9 - PENJUAL KUE DAN PENGAMEN KECIL

690 17 6
                                    

'TING TONG'

Suara bel rumah berbunyi saat Hasita dan bundanya menyiapkan sarapan, Hasita melihat jam dinding yang menggantung di tembok ruang makan yang menyatu dengan dapur.

"Ada tamu tuh, tunggu apa lagi?" ujar Bunda.

"Ah, iya Bunda," jawab Hasita segera keluar rumah untuk membuka pintu.

Sesosok pria berbadan tegap mengenakan kemeja biru polos yang sangat pas di badannya, celana jean biru gelap dan sepatu hitam, rapi. Rambut hitam tebalnya tertata rapi, kalung perak itu tetap ada tapi tidak ada tindik kecil yang selalu ada di telinga kirinya, dia itu tersenyum padanya, senyumannya yang khas.

"Kau terpesona?"

"Shin... untuk apa kau kemari?

"Pertanyaan macam apa itu? Tentu saja jemput kekasihku."

"Maksudku, kenapa sepagi ini? Ini masih jam enam seperempat."

"Boleh aku masuk?" Tanpa menunggu jawaban Hasita, Shin langsung melangkahkan kakinya memasuki rumah Hasita.

"Kau belum sarapan? Ayo kita sarapan dulu." Hasita menarik tangan Shin menuju ruang makan.

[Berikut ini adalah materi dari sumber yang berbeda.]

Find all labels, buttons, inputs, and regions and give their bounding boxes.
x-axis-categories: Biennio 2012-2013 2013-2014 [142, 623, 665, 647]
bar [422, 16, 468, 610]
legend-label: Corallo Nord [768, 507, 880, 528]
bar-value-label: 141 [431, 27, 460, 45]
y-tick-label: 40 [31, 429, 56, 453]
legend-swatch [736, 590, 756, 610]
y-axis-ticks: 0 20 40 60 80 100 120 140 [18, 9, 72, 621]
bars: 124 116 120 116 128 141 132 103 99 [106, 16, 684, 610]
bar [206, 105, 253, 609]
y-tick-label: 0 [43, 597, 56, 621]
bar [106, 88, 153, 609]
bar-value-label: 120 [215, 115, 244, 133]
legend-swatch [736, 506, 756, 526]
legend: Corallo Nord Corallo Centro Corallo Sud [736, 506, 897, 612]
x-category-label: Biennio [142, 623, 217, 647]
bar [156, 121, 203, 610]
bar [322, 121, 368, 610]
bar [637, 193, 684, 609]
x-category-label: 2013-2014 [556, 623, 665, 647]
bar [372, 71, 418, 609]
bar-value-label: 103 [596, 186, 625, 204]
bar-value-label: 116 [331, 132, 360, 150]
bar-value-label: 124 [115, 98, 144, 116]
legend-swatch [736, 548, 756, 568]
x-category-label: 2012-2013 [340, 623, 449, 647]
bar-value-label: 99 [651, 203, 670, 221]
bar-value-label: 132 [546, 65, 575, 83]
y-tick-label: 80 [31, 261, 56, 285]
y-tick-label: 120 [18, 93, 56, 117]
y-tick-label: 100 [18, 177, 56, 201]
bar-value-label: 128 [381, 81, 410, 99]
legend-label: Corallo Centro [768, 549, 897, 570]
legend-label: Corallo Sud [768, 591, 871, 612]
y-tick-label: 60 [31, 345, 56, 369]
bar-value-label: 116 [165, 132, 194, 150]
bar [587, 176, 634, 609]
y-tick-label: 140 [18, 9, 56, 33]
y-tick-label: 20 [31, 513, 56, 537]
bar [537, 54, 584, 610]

"Eh... siapa ini? Tampan sekali," celetuk Bunda saat mereka memasuki ruang makan.

Ayah dan Caraka menoleh ke arah Shin, dia menghampiri orang tua Hasita lalu menjabat tangannya.

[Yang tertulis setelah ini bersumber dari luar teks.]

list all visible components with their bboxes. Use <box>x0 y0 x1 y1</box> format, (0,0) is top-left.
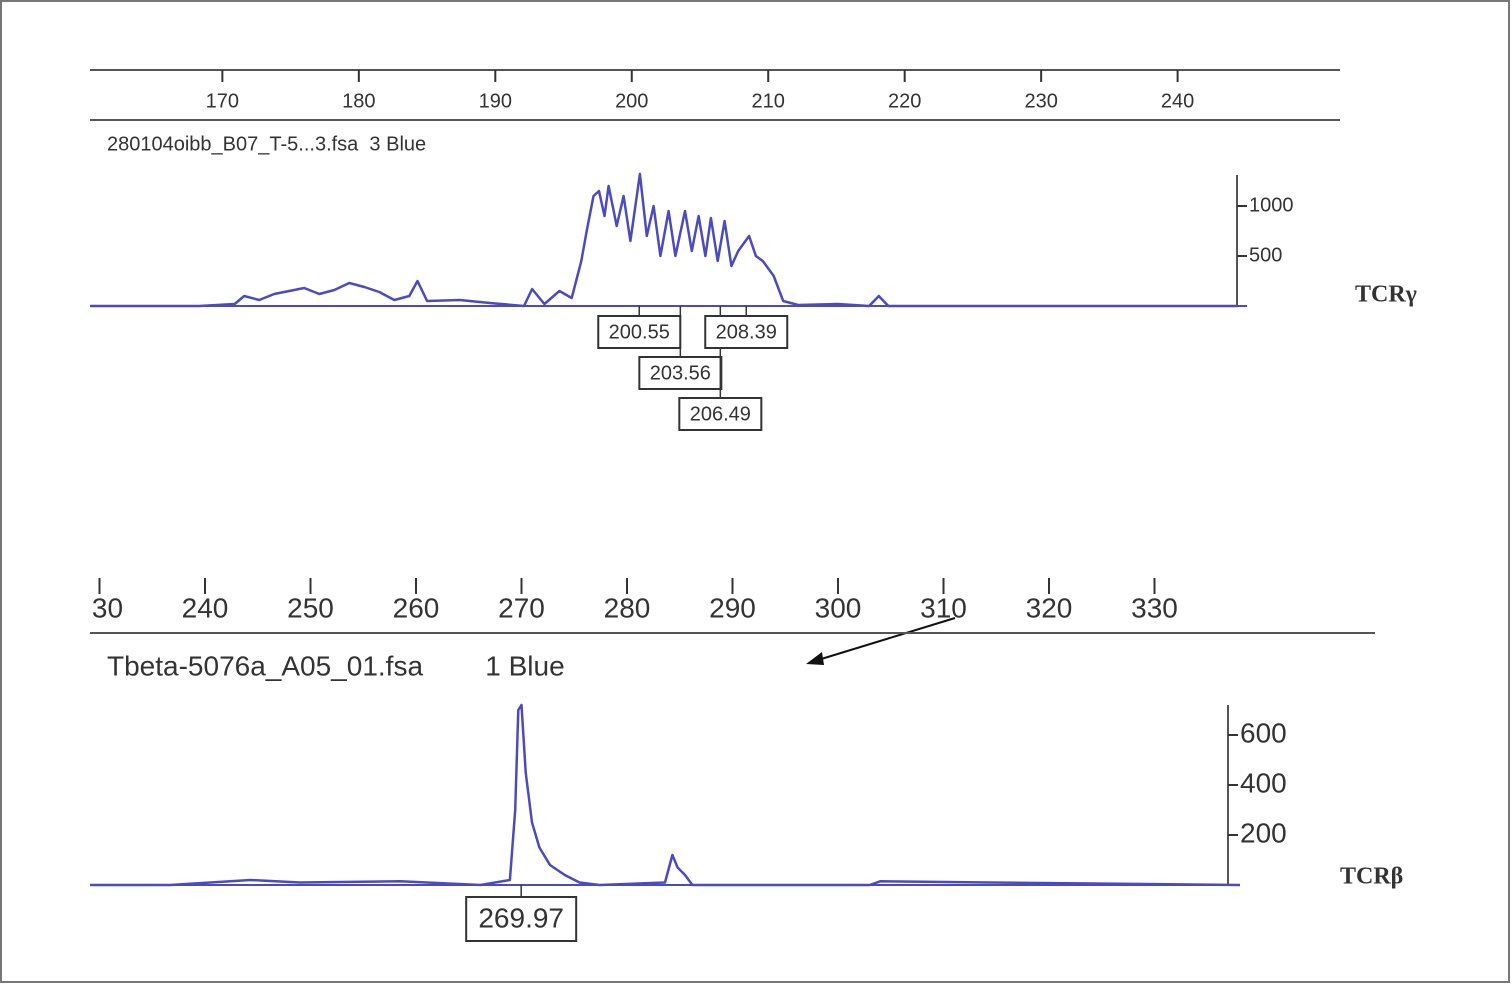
x-tick-label: 240 <box>1161 90 1194 112</box>
x-tick-label: 250 <box>287 592 334 623</box>
x-tick-label: 310 <box>920 592 967 623</box>
peak-label: 208.39 <box>716 321 777 343</box>
peak-box <box>678 397 763 431</box>
x-tick-label: 170 <box>206 90 239 112</box>
x-tick-label: 230 <box>1024 90 1057 112</box>
x-tick-label: 290 <box>709 592 756 623</box>
y-tick-label: 500 <box>1249 244 1282 266</box>
x-tick-label: 220 <box>888 90 921 112</box>
x-tick-label: 300 <box>815 592 862 623</box>
arrow-head <box>806 652 824 665</box>
subtitle: Tbeta-5076a_A05_01.fsa 1 Blue <box>107 650 565 681</box>
subtitle: 280104oibb_B07_T-5...3.fsa 3 Blue <box>107 133 426 155</box>
x-tick-label: 180 <box>342 90 375 112</box>
arrow <box>817 617 956 661</box>
y-tick-label: 1000 <box>1249 194 1294 216</box>
side-label: TCRβ <box>1340 864 1403 890</box>
x-tick-label: 330 <box>1131 592 1178 623</box>
trace <box>90 172 1238 308</box>
peak-box <box>638 356 723 390</box>
peak-label: 269.97 <box>478 902 564 933</box>
x-tick-label: 200 <box>615 90 648 112</box>
peak-label: 206.49 <box>690 403 751 425</box>
x-tick-label: 270 <box>498 592 545 623</box>
x-tick-label: 320 <box>1026 592 1073 623</box>
x-tick-label: 30 <box>92 592 123 623</box>
trace <box>90 703 1241 887</box>
y-tick-label: 400 <box>1240 767 1287 798</box>
x-tick-label: 190 <box>479 90 512 112</box>
y-tick-label: 600 <box>1240 717 1287 748</box>
x-tick-label: 210 <box>752 90 785 112</box>
peak-label: 200.55 <box>609 321 670 343</box>
side-label: TCRγ <box>1355 282 1417 308</box>
x-tick-label: 240 <box>182 592 229 623</box>
y-tick-label: 200 <box>1240 817 1287 848</box>
peak-box <box>465 896 578 942</box>
x-tick-label: 280 <box>604 592 651 623</box>
x-tick-label: 260 <box>393 592 440 623</box>
peak-label: 203.56 <box>650 362 711 384</box>
peak-box <box>704 315 789 349</box>
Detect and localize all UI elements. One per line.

"Saya Shin Arghanta, Bunda, Ayah. Selamat pagi! Saya akan mengantar Hasita ke kampus."

"Ah... iya. Silakan duduk dulu, ikutlah sarapan bersama kami." Ayah mengulurkan tangannya ke arah meja makan.

Shin memilih duduk di samping Hasita, dia memasang senyum ramah. Hasita menyediakan potongan buah apel, sepiring nasi, lauk dan sayur lalu menuangkan air mineral untuknya.

"Makanlah buahnya dulu, setelah itu menu utama." Hasita kembali duduk setelah menyiapkan makanan untuk Shin.

"Terima kasih, wah... sepertinya enak sekali."

"Shin teman kampus Hasita?" tanya Bunda.

"Saya kuliah di Institut Bung Tomo, Bunda."

"Kok bisa kenal Hasita? Kenal di mana?"

"Itu... kami bertemu di perpustakaan umum."

"Mereka lebih dari sekedar teman, Bunda. Kak Shin ini yang kapan hari buat galau hari-hari Kak Hasita." sahut Caraka.

"Hemm?" Shin menoleh ke Hasita, Hasita hanya mengendikkan bahunya.

"Kak Shin nggak tahu kan? Waktu kau entah pergi ke mana, Kak Hasita banyak melamun, terus..."

"Bisa diam nggak mulutmu itu? Atau aku suapi apel utuh?" Hasita mengambil buah apel di hadapannya.

Caraka terkekeh, rasanya senang sekali menggoda kakaknya. Orang tua Hasita hanya geleng-geleng tersenyum melihat tingkah mereka.

"Kau seperti itu? Maaf, aku tidak tahu tentang itu."

"Aku... baru ingat ada kelas pagi, kita harus segera berangkat." Hasita beranjak dari kursinya lalu menyangklong tas ranselnya, pipinya terasa hangat.

"Tapi kalian belum sempat sarapan," ujar Bunda.

"Tidak apa-apa, kami bisa sarapan nanti. Kalau begitu, kami berangkat dulu, Bunda, Ayah." Pamit Shin kepada orang tua Hasita.

"Saya titip Hasita, jaga dia baik-baik!" pinta Ayah.

"Tentu."

Hasita mendahului langkah Shin menuju mobil sedan hitam yang terparkir di halaman rumahnya. Hasita memalingkan wajahnya saat Shin masuk ke dalam mobil dan memasang sabuk pengamannya.